North must end ICBM ambitionsNorth Korea has announced it will conduct the “satellite launch” - which was botched back in April - between Dec. 10 and 22. That creates an uproar in the international community again.
Responding to Pyongyang’s move, our government demanded an immediate withdrawal of the plan by defining it as an attempt to “launch a long-range missile.” The U.S. State Department criticized the move as a grave provocation threatening the peace and security of the region, and Tokyo followed by canceling director-level talks with Pyongyang scheduled for Wednesday. China also expressed opposition to the North’s move, though indirectly.
Pyongyang’s intention is obvious: to secure rocket technology to carry intercontinental ballistic missiles to proclaim its cherished nuclear power status. The rocket technologies for launching satellites and firing ICBMs are nearly identical. North Korea carried out a total of four missile tests from 1998 through April of this year. Except for the test in 2006, which was conducted without any warning, three tests were done in the name of “satellite launch.” Despite its announcement that it successfully put the satellites into orbit in the first and third tests, all four tests ended in failure. Still, the North’s attempt to relaunch a “satellite” only eight months after the April fiasco underscores a desperation to finalize ICBM technologies.
By flaunting its new status, Pyongyang wants strategic leverage in relations with the United States, in particular. The timing of the missile - coinciding with regime changes in Korea, the United States, Japan and China - is also aimed at maximizing the advantage as they can hardly make a strong, concerted action during transitional periods.
Whatever calculation the North makes, the missile launch is a criminal act banned by the United Nations Security Council.

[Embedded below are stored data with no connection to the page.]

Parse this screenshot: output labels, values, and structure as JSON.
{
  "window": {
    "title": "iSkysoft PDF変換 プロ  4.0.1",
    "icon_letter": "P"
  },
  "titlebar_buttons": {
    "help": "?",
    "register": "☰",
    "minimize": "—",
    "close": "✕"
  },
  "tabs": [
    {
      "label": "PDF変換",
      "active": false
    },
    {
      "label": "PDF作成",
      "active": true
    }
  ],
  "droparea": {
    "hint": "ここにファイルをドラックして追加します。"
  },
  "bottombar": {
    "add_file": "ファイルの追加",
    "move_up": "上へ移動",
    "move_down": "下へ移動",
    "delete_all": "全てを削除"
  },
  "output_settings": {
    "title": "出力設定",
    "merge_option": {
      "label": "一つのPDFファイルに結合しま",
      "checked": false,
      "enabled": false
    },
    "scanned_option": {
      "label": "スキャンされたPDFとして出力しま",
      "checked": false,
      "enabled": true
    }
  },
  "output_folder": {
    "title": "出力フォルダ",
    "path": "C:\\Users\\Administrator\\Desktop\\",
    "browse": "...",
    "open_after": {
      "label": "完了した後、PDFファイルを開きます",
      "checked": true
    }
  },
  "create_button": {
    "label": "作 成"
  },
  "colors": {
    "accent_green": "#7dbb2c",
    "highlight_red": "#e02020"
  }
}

The UN Security Council has denounced Pyongyang’s rocket launches and forbidden additional tests through the UN Resolutions 1718 and 1874. When the North dared to launch an intercontinental missile in April, the council declared it will “automatically” call a Security Council meeting if the North test-fires a missile.
Pyongyang’s latest act endangers the peace on the Korean Peninsula and in Northeast Asia. Under circumstances where presidential candidates in Korea and re-elected U.S. President Barack Obama expressed a willingness to improve relations with Pyongyang, the new provocation will only backfire. We urge the North to cancel its plan to launch a long-range missile. Only destruction will await the recalcitrant regime in Pyongyang if it does otherwise.